What happened

US President Donald Trump’s disapproval rating has climbed to an all‑time high, according to recent polling cited in a geopolitical roundup published on May 10, 2026 (Geopolitics Report, 2026‑05‑10). The same report notes that Trump’s administration is pursuing a strategy dubbed ‘Project Vault,’ which aims to initially buy rare earths from China, a move that has drawn criticism from both domestic and international observers (Geopolitics Report, 2026‑05‑10). These developments come amid broader economic data showing that US core factory orders surged in March to their best year‑on‑year growth since November 2022, underscoring a complex mix of strong industrial performance and political vulnerability (Geopolitics Report, 2026‑05‑10).

Why it matters

High presidential disapproval ratings are not merely a domestic political metric; they have direct implications for a country’s geopolitical posture. When a leader’s domestic standing weakens, foreign‑policy initiatives can lose credibility, allies may recalibrate their expectations, and adversaries may probe for openings. In the United States, Trump’s record‑high disapproval occurs at a time when Washington is simultaneously managing multiple flashpoints—from the Middle East to the Indo‑Pacific—and attempting to reposition its economic and industrial base through initiatives such as Project Vault. The juxtaposition of robust factory‑order growth with sharply negative public sentiment highlights a structural disconnect between macroeconomic indicators and lived economic experience, which can erode the political capital required to sustain ambitious foreign‑policy and industrial strategies.

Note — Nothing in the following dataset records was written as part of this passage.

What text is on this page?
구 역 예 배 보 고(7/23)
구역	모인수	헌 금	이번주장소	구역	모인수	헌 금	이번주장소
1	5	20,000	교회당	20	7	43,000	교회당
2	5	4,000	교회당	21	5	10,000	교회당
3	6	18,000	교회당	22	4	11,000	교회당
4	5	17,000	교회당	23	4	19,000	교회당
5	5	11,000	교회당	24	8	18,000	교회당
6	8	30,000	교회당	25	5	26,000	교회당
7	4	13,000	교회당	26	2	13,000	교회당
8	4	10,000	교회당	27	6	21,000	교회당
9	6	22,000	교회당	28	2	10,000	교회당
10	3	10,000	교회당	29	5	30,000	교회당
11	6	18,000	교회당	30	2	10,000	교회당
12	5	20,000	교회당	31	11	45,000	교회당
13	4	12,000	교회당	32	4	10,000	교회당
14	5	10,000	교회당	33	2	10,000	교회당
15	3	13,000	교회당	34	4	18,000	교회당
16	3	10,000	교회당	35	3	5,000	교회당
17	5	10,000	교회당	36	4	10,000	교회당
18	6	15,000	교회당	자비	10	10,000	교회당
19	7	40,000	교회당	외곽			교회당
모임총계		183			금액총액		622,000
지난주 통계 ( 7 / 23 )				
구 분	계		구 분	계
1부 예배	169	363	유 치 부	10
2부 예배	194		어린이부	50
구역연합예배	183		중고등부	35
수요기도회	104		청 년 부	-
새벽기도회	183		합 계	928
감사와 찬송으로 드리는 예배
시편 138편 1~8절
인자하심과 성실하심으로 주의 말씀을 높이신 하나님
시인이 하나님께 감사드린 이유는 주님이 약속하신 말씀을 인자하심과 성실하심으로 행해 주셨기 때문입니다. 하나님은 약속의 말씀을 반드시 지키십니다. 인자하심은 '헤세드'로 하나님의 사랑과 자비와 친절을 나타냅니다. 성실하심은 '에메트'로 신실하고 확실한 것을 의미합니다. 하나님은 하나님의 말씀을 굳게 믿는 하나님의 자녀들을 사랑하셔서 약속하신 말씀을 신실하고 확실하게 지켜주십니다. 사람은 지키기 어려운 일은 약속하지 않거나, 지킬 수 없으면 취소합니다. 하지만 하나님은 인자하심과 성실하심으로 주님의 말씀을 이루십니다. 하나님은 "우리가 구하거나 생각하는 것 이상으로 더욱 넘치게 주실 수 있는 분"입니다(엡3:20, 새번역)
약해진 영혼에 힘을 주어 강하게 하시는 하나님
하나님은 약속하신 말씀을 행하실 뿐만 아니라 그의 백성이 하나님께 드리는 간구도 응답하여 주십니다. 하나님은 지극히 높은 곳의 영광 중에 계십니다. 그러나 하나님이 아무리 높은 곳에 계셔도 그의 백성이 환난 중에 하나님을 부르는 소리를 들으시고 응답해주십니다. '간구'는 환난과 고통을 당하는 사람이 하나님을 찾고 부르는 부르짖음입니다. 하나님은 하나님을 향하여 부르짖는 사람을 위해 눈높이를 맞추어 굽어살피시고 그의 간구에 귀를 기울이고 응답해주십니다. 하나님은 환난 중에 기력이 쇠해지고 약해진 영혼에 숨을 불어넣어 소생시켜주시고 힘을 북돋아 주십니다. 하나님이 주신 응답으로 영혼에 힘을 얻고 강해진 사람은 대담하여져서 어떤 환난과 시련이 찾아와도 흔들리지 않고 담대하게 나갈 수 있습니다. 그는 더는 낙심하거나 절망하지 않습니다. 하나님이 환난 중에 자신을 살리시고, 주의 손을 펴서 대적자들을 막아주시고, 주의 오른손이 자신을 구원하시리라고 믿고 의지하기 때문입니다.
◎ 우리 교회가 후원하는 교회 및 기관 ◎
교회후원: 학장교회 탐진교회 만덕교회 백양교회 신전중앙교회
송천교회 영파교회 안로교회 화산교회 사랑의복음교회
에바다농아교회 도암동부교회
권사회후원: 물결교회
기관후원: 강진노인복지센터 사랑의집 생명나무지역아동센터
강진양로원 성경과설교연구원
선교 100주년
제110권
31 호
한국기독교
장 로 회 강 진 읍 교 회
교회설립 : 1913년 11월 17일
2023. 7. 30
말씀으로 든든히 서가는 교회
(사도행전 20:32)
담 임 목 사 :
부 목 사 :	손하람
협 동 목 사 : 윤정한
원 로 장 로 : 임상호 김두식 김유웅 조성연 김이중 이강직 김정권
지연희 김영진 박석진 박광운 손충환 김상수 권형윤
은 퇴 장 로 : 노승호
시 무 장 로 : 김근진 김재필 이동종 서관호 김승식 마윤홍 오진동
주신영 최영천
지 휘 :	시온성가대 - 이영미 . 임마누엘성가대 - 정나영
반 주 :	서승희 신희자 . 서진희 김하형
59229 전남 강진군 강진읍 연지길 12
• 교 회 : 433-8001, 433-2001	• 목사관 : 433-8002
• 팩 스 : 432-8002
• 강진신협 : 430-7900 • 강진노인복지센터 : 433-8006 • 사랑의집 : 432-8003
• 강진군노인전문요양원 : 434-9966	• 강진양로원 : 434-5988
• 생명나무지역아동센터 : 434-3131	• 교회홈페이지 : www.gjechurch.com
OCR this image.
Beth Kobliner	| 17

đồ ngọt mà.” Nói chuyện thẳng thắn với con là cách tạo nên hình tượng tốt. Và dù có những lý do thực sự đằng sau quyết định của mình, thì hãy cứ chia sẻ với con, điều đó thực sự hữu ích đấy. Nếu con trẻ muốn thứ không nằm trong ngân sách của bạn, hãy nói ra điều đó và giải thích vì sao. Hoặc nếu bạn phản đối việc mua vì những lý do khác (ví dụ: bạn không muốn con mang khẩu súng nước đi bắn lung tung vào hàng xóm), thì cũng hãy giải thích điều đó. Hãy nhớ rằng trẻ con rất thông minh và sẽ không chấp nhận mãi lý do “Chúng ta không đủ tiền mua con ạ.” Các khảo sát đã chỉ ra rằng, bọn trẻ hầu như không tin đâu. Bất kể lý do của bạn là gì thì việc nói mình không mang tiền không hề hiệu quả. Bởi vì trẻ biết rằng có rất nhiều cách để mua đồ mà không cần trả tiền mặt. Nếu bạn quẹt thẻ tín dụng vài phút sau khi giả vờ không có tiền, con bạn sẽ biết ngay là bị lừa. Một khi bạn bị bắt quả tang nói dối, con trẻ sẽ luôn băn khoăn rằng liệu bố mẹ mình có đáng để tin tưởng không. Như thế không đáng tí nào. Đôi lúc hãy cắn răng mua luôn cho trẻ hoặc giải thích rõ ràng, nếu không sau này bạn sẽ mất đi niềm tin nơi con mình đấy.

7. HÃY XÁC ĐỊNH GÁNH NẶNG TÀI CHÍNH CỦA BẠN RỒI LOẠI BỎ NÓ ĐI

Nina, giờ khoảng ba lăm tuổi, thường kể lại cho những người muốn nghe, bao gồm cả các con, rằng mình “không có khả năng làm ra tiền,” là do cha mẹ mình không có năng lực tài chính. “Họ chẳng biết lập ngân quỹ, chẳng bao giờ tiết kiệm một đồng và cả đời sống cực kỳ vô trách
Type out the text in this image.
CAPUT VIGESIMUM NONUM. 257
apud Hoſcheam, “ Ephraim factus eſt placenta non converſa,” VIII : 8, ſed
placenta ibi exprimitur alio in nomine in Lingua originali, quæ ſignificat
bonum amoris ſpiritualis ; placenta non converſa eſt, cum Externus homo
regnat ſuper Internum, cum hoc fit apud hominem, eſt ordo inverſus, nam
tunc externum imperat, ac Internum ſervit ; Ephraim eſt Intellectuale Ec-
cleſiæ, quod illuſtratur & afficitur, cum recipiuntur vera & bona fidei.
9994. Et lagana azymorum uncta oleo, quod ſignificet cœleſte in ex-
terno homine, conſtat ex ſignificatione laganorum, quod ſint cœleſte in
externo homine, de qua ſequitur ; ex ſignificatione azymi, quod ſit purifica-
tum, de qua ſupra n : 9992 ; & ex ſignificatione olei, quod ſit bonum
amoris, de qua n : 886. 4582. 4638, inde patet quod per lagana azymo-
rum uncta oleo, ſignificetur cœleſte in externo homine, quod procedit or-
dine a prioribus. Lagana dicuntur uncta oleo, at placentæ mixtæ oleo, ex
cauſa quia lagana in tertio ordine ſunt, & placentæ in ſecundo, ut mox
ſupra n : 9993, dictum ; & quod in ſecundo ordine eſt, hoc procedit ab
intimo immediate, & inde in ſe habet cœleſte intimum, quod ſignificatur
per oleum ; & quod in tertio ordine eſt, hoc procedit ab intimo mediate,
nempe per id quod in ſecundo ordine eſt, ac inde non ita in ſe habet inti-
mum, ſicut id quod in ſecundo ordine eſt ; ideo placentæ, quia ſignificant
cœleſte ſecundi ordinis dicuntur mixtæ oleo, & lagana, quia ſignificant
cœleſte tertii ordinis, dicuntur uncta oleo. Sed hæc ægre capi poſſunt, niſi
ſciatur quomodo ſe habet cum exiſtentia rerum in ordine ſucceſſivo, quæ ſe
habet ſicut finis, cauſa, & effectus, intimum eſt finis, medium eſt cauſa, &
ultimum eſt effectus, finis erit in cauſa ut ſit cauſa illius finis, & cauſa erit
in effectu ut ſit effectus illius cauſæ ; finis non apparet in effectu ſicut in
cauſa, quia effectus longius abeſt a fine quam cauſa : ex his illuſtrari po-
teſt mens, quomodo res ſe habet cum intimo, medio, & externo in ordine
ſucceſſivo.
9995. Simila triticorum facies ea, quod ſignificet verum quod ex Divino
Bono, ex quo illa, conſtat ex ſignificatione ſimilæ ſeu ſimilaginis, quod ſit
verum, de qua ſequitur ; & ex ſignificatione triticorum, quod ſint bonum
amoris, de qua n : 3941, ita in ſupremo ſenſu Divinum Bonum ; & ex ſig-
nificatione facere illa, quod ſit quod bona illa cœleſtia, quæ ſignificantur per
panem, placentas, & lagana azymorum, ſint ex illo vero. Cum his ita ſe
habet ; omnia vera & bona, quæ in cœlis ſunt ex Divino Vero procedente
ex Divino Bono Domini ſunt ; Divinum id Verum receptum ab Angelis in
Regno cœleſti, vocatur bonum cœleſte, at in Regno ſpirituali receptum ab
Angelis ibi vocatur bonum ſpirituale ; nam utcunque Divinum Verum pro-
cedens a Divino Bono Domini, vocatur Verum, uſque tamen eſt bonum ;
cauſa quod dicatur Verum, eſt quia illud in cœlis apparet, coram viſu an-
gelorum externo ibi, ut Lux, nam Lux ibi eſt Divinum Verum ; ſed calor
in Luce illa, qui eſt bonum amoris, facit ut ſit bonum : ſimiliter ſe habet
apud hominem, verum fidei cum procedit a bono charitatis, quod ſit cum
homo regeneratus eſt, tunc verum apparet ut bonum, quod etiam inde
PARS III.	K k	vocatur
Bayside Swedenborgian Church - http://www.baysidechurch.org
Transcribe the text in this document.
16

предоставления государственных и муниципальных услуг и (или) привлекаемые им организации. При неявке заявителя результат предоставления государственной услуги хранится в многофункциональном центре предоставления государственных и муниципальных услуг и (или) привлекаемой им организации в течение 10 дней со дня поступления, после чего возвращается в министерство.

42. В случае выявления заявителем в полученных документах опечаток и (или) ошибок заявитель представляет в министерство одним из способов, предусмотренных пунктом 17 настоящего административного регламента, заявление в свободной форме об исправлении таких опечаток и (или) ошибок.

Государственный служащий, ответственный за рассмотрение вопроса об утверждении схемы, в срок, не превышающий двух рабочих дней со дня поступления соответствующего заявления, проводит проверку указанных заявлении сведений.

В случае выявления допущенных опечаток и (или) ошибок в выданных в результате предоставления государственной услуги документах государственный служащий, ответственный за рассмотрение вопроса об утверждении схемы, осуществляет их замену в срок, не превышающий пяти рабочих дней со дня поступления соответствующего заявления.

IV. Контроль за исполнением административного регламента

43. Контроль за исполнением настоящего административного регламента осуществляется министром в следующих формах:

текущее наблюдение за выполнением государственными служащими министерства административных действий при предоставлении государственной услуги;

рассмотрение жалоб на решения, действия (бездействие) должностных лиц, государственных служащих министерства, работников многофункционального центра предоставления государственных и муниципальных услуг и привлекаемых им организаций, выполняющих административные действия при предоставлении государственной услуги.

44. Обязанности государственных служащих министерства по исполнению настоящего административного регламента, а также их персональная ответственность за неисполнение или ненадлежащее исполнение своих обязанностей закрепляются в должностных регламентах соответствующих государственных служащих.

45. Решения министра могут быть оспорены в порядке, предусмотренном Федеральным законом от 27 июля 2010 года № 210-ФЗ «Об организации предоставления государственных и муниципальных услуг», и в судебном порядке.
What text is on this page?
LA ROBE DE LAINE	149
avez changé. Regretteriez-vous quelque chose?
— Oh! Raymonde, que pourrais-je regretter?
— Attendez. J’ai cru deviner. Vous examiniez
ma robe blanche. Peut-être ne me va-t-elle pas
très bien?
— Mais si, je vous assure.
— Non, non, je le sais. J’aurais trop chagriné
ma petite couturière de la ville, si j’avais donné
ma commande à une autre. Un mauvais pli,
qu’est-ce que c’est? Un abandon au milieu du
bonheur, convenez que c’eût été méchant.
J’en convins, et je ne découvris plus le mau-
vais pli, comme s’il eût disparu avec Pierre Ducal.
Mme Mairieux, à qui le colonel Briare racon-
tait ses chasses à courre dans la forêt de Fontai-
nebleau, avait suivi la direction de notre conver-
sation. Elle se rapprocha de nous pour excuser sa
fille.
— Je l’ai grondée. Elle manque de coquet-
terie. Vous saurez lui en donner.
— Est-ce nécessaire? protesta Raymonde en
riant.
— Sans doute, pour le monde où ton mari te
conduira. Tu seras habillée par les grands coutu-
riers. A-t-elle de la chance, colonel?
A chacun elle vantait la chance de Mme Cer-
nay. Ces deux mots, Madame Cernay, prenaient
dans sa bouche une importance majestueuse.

Beyond optics, sustained low approval can constrain a president’s ability to negotiate trade deals, secure funding for defense and infrastructure, and maintain cohesion within a governing coalition. In Trump’s case, the decision to source rare earths from China—despite long‑standing rhetoric about decoupling and supply‑chain resilience—risks alienating both economic nationalists and foreign‑policy hawks who have framed China as a primary strategic competitor. This policy pivot, even if framed as a short‑term necessity, may feed narratives of inconsistency and opportunism, complicating efforts to build durable multilateral coalitions around technology and critical‑minerals governance.

Key facts

  • Donald Trump’s disapproval rating has reached an all‑time high, as reported in a geopolitical roundup published on May 10, 2026 (Geopolitics Report, 2026‑05‑10).
  • Trump’s administration is pursuing ‘Project Vault,’ an initiative that aims to initially buy rare earths from China (Geopolitics Report, 2026‑05‑10).
  • US core factory orders surged in March 2026 to their best year‑on‑year growth since November 2022 (Geopolitics Report, 2026‑05‑10).

Analysis

From a geopolitical standpoint, Trump’s record disapproval rating is symptomatic of a broader crisis of legitimacy that can ripple across Washington’s alliances and deterrence posture. Leaders with weak domestic support often face heightened scrutiny from foreign partners, who may question the durability of commitments, the continuity of policy, and the likelihood of legislative ratification for treaties or security arrangements. In the current environment, where the United States is attempting to balance competition with China, reassurance of European allies, and management of Middle Eastern volatility, a president perceived as politically vulnerable may find it harder to extract concessions or to rally multilateral coalitions around complex initiatives such as critical‑minerals supply‑chain coordination.

Project Vault, in particular, exposes the tension between rhetorical commitment to strategic autonomy and the practical realities of global commodity markets. Rare earths are essential for advanced electronics, defense systems, and clean‑energy technologies, and decades of underinvestment in domestic and allied processing capacity have left the United States dependent on a handful of suppliers. Turning to China for initial purchases, even as a stopgap measure, may be economically rational in the short term but politically fraught. It risks reinforcing perceptions that Washington’s industrial‑policy ambitions are more aspirational than structural, and that the administration is willing to compromise on long‑stated principles when faced with immediate supply‑chain bottlenecks. This dynamic could embolden Beijing to leverage its position in critical‑minerals markets, while simultaneously undermining Washington’s efforts to build alternative supply‑chain networks with partners in Asia, Europe, and Latin America.

What to watch

  • Whether Trump’s administration can translate strong core factory‑order growth into visible improvements in wages, job quality, and regional economic balance, which would be necessary to stabilize or reverse his disapproval rating.
  • How allies and partners respond to Project Vault, particularly whether they view it as a temporary adjustment or as evidence of inconsistent strategy, and whether this affects their willingness to co‑invest in joint rare‑earth and critical‑mineral projects.
  • The extent to which Congress and key interest groups challenge or support Trump’s rare‑earth procurement strategy, as legislative pushback could constrain future industrial‑policy initiatives and shape the broader trajectory of US‑China economic competition.